The results of the survey show three broad areas where the system fails the researchers. Technology transfer offices that are equipped to handle patents effectively but are not staffed or structured to offer connections to industry. Only 28% rated their TTOs as effective at building those connections. Another major roadblock is continuity of capital, with three out of four researchers unable to fund basic proof-of-concept work, preventing their ability to advance discoveries far enough to attract outside investment. Finally, a near-total absence of commercialization training is the biggest roadblock. Just 22% rated basic workshops offered by tech transfer offices as adequate, the lowest score in the entire survey.

Graphic by Andrew James for Cure
These barriers show up across every institutional rank, from R1 research universities to regional medical schools, and don’t exist in isolation. A researcher who cannot find an industry partner is unlikely to find bridge funding. One who cannot find funding struggles to access training.
The data also reveal where the system works. Higher-ranked institutions on the Cure Innovation Index separate themselves through commercialization literacy built into the institution itself.
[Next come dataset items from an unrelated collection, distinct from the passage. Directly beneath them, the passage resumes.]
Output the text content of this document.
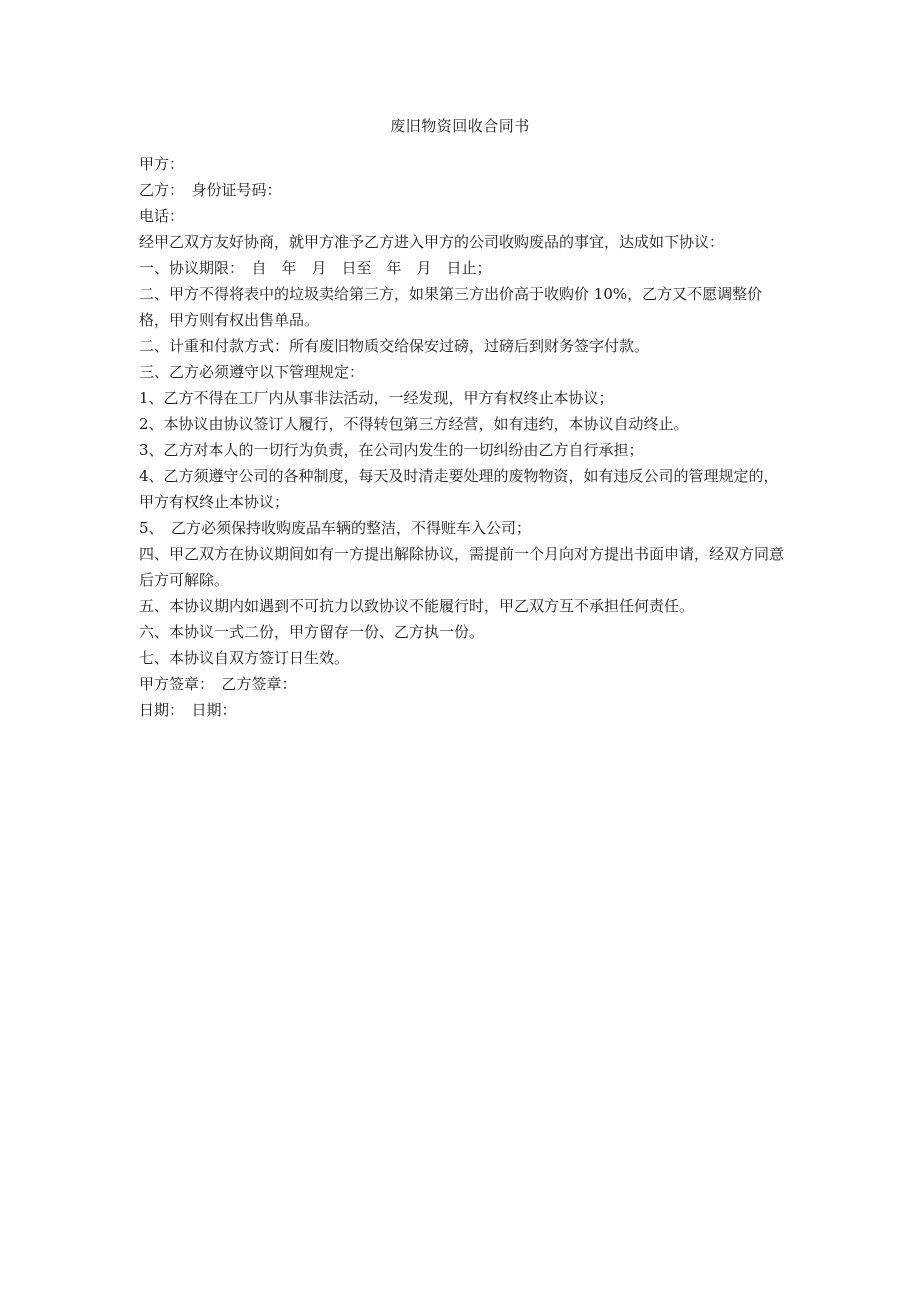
废旧物资回收合同书
甲方：
乙方：　身份证号码：
电话：
经甲乙双方友好协商，就甲方准予乙方进入甲方的公司收购废品的事宜，达成如下协议：
一、协议期限：　自　年　月　日至　年　月　日止；
二、甲方不得将表中的垃圾卖给第三方，如果第三方出价高于收购价 10%，乙方又不愿调整价格，甲方则有权出售单品。
二、计重和付款方式：所有废旧物质交给保安过磅，过磅后到财务签字付款。
三、乙方必须遵守以下管理规定：
1、乙方不得在工厂内从事非法活动，一经发现，甲方有权终止本协议；
2、本协议由协议签订人履行，不得转包第三方经营，如有违约，本协议自动终止。
3、乙方对本人的一切行为负责，在公司内发生的一切纠纷由乙方自行承担；
4、乙方须遵守公司的各种制度，每天及时清走要处理的废物物资，如有违反公司的管理规定的，甲方有权终止本协议；
5、　乙方必须保持收购废品车辆的整洁，不得赃车入公司；
四、甲乙双方在协议期间如有一方提出解除协议，需提前一个月向对方提出书面申请，经双方同意后方可解除。
五、本协议期内如遇到不可抗力以致协议不能履行时，甲乙双方互不承担任何责任。
六、本协议一式二份，甲方留存一份、乙方执一份。
七、本协议自双方签订日生效。
甲方签章：　乙方签章：
日期：　日期：
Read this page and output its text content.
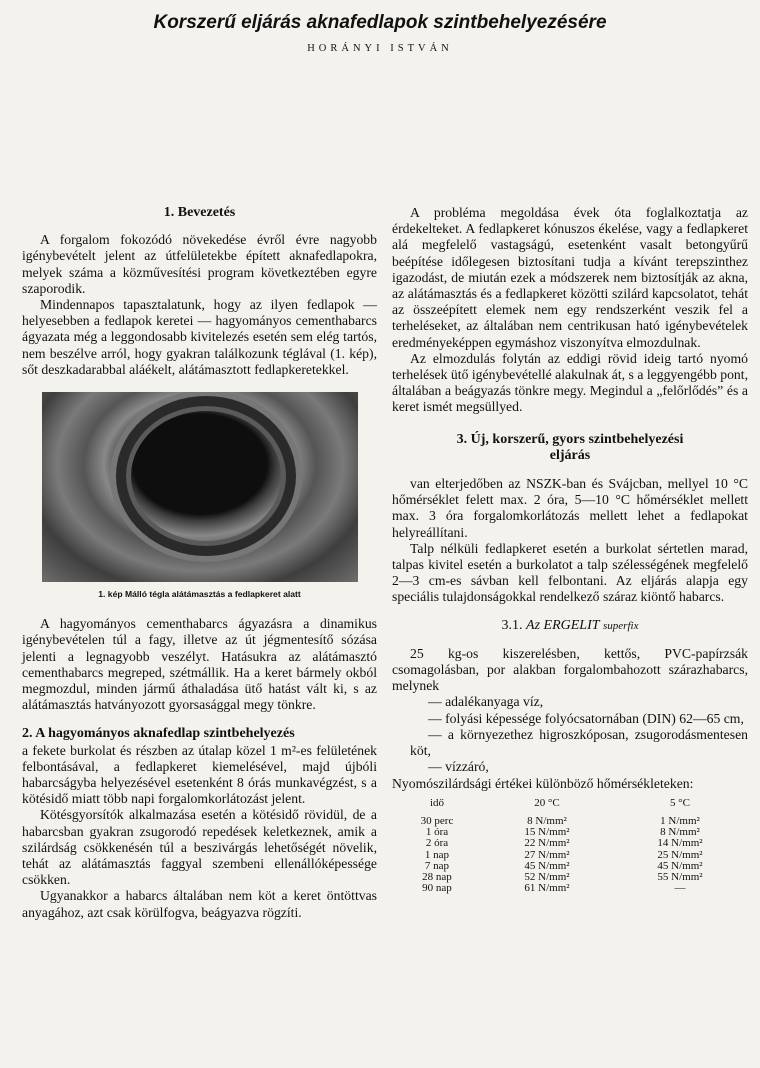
Korszerű eljárás aknafedlapok szintbehelyezésére
HORÁNYI ISTVÁN
1. Bevezetés

A forgalom fokozódó növekedése évről évre nagyobb igénybevételt jelent az útfelületekbe épített aknafedlapokra, melyek száma a közművesítési program következtében egyre szaporodik.

Mindennapos tapasztalatunk, hogy az ilyen fedlapok — helyesebben a fedlapok keretei — hagyományos cementhabarcs ágyazata még a leggondosabb kivitelezés esetén sem elég tartós, nem beszélve arról, hogy gyakran találkozunk téglával (1. kép), sőt deszkadarabbal aláékelt, alátámasztott fedlapkeretekkel.

1. kép Málló tégla alátámasztás a fedlapkeret alatt

A hagyományos cementhabarcs ágyazásra a dinamikus igénybevételen túl a fagy, illetve az út jégmentesítő sózása jelenti a legnagyobb veszélyt. Hatásukra az alátámasztó cementhabarcs megreped, szétmállik. Ha a keret bármely okból megmozdul, minden jármű áthaladása ütő hatást vált ki, s az alátámasztás hatványozott gyorsasággal megy tönkre.

2. A hagyományos aknafedlap szintbehelyezés

a fekete burkolat és részben az útalap közel 1 m²-es felületének felbontásával, a fedlapkeret kiemelésével, majd újbóli habarcságyba helyezésével esetenként 8 órás munkavégzést, s a kötésidő miatt több napi forgalomkorlátozást jelent.

Kötésgyorsítók alkalmazása esetén a kötésidő rövidül, de a habarcsban gyakran zsugorodó repedések keletkeznek, amik a szilárdság csökkenésén túl a beszivárgás lehetőségét növelik, tehát az alátámasztás faggyal szembeni ellenállóképessége csökken.

Ugyanakkor a habarcs általában nem köt a keret öntöttvas anyagához, azt csak körülfogva, beágyazva rögzíti.

A probléma megoldása évek óta foglalkoztatja az érdekelteket. A fedlapkeret kónuszos ékelése, vagy a fedlapkeret alá megfelelő vastagságú, esetenként vasalt betongyűrű beépítése időlegesen biztosítani tudja a kívánt terepszinthez igazodást, de miután ezek a módszerek nem biztosítják az akna, az alátámasztás és a fedlapkeret közötti szilárd kapcsolatot, tehát az összeépített elemek nem egy rendszerként veszik fel a terheléseket, az általában nem centrikusan ható igénybevételek eredményeképpen egymáshoz viszonyítva elmozdulnak.

Az elmozdulás folytán az eddigi rövid ideig tartó nyomó terhelések ütő igénybevétellé alakulnak át, s a leggyengébb pont, általában a beágyazás tönkre megy. Megindul a „felőrlődés” és a keret ismét megsüllyed.

3. Új, korszerű, gyors szintbehelyezési
eljárás

van elterjedőben az NSZK-ban és Svájcban, mellyel 10 °C hőmérséklet felett max. 2 óra, 5—10 °C hőmérséklet mellett max. 3 óra forgalomkorlátozás mellett lehet a fedlapokat helyreállítani.

Talp nélküli fedlapkeret esetén a burkolat sértetlen marad, talpas kivitel esetén a burkolatot a talp szélességének megfelelő 2—3 cm-es sávban kell felbontani. Az eljárás alapja egy speciális tulajdonságokkal rendelkező száraz kiöntő habarcs.

3.1. Az ERGELIT superfix

25 kg-os kiszerelésben, kettős, PVC-papírzsák csomagolásban, por alakban forgalombahozott szárazhabarcs, melynek

— adalékanyaga víz,

— folyási képessége folyócsatornában (DIN) 62—65 cm,

— a környezethez higroszkóposan, zsugorodásmentesen köt,

— vízzáró,

Nyomószilárdsági értékei különböző hőmérsékleteken:

idő	20 °C	5 °C
30 perc	8 N/mm²	1 N/mm²
1 óra	15 N/mm²	8 N/mm²
2 óra	22 N/mm²	14 N/mm²
1 nap	27 N/mm²	25 N/mm²
7 nap	45 N/mm²	45 N/mm²
28 nap	52 N/mm²	55 N/mm²
90 nap	61 N/mm²	—
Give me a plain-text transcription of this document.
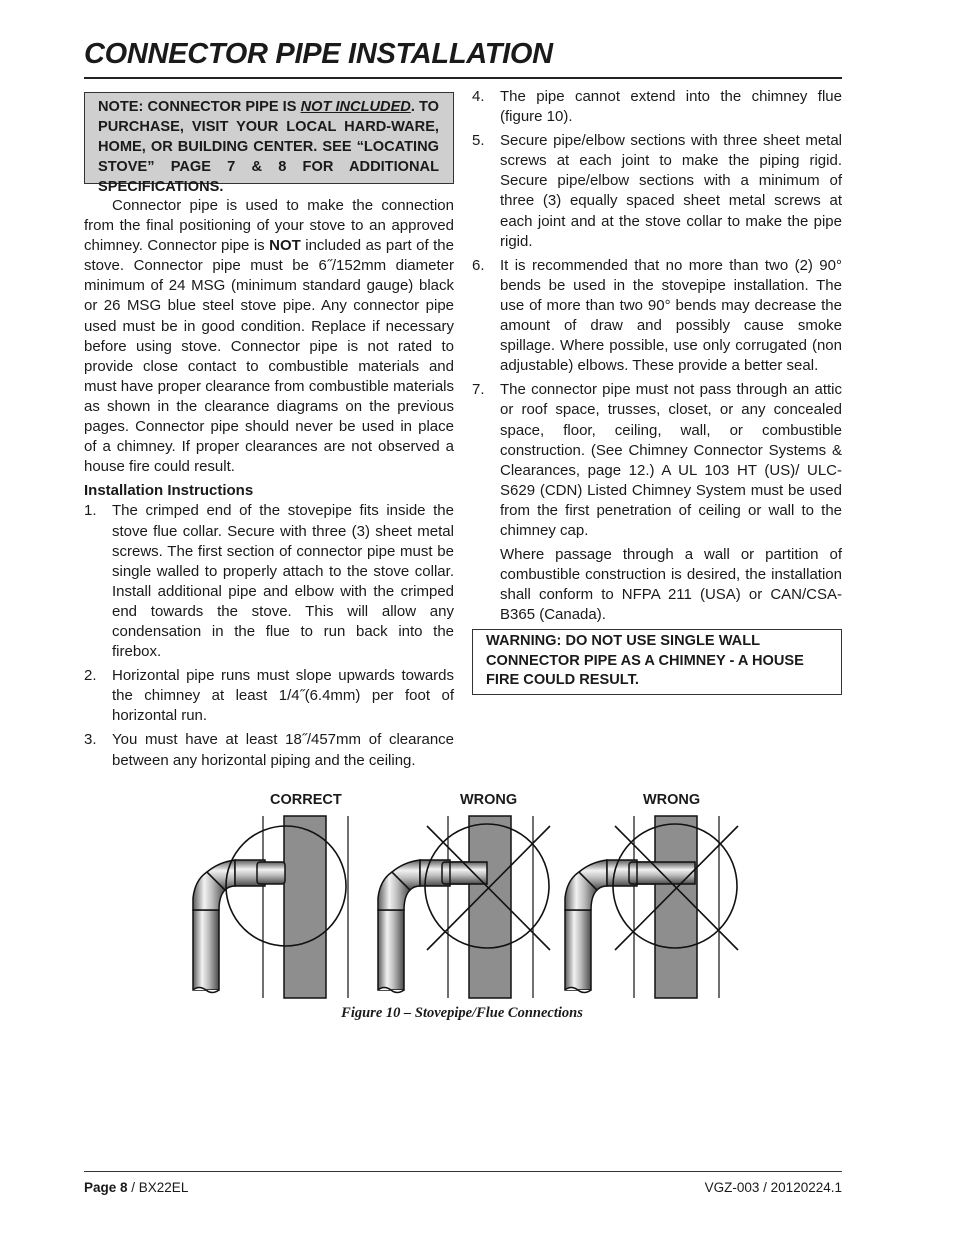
CONNECTOR PIPE INSTALLATION
NOTE: CONNECTOR PIPE IS NOT INCLUDED. TO PURCHASE, VISIT YOUR LOCAL HARD-WARE, HOME, OR BUILDING CENTER. SEE “LOCATING STOVE” PAGE 7 & 8 FOR ADDITIONAL SPECIFICATIONS.

Connector pipe is used to make the connection from the final positioning of your stove to an approved chimney. Connector pipe is NOT included as part of the stove. Connector pipe must be 6˝/152mm diameter minimum of 24 MSG (minimum standard gauge) black or 26 MSG blue steel stove pipe. Any connector pipe used must be in good condition. Replace if necessary before using stove. Connector pipe is not rated to provide close contact to combustible materials and must have proper clearance from combustible materials as shown in the clearance diagrams on the previous pages. Connector pipe should never be used in place of a chimney. If proper clearances are not observed a house fire could result.

Installation Instructions

1. The crimped end of the stovepipe fits inside the stove flue collar. Secure with three (3) sheet metal screws. The first section of connector pipe must be single walled to properly attach to the stove collar. Install additional pipe and elbow with the crimped end towards the stove. This will allow any condensation in the flue to run back into the firebox.
2. Horizontal pipe runs must slope upwards towards the chimney at least 1/4˝(6.4mm) per foot of horizontal run.
3. You must have at least 18˝/457mm of clearance between any horizontal piping and the ceiling.
4. The pipe cannot extend into the chimney flue (figure 10).
5. Secure pipe/elbow sections with three sheet metal screws at each joint to make the piping rigid. Secure pipe/elbow sections with a minimum of three (3) equally spaced sheet metal screws at each joint and at the stove collar to make the pipe rigid.
6. It is recommended that no more than two (2) 90° bends be used in the stovepipe installation. The use of more than two 90° bends may decrease the amount of draw and possibly cause smoke spillage. Where possible, use only corrugated (non adjustable) elbows. These provide a better seal.
7. The connector pipe must not pass through an attic or roof space, trusses, closet, or any concealed space, floor, ceiling, wall, or combustible construction. (See Chimney Connector Systems & Clearances, page 12.) A UL 103 HT (US)/ ULC-S629 (CDN) Listed Chimney System must be used from the first penetration of ceiling or wall to the chimney cap.

Where passage through a wall or partition of combustible construction is desired, the installation shall conform to NFPA 211 (USA) or CAN/CSA-B365 (Canada).

WARNING: DO NOT USE SINGLE WALL CONNECTOR PIPE AS A CHIMNEY - A HOUSE FIRE COULD RESULT.
CORRECT	WRONG	WRONG
Figure 10 – Stovepipe/Flue Connections
Page 8 / BX22EL	VGZ-003 / 20120224.1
The clearest dividing line falls on training: 33% of top-25 institutions rate FDA training as adequate, versus 16% in the bottom tier.
This paper outlines the barriers researchers face, where the system falls short, and what the highest-performing institutions do differently. The patterns are consistent, and the fixes are structural. The Cure Innovation Index was built to measure these differences and give institutions a roadmap from discovery to commercialization.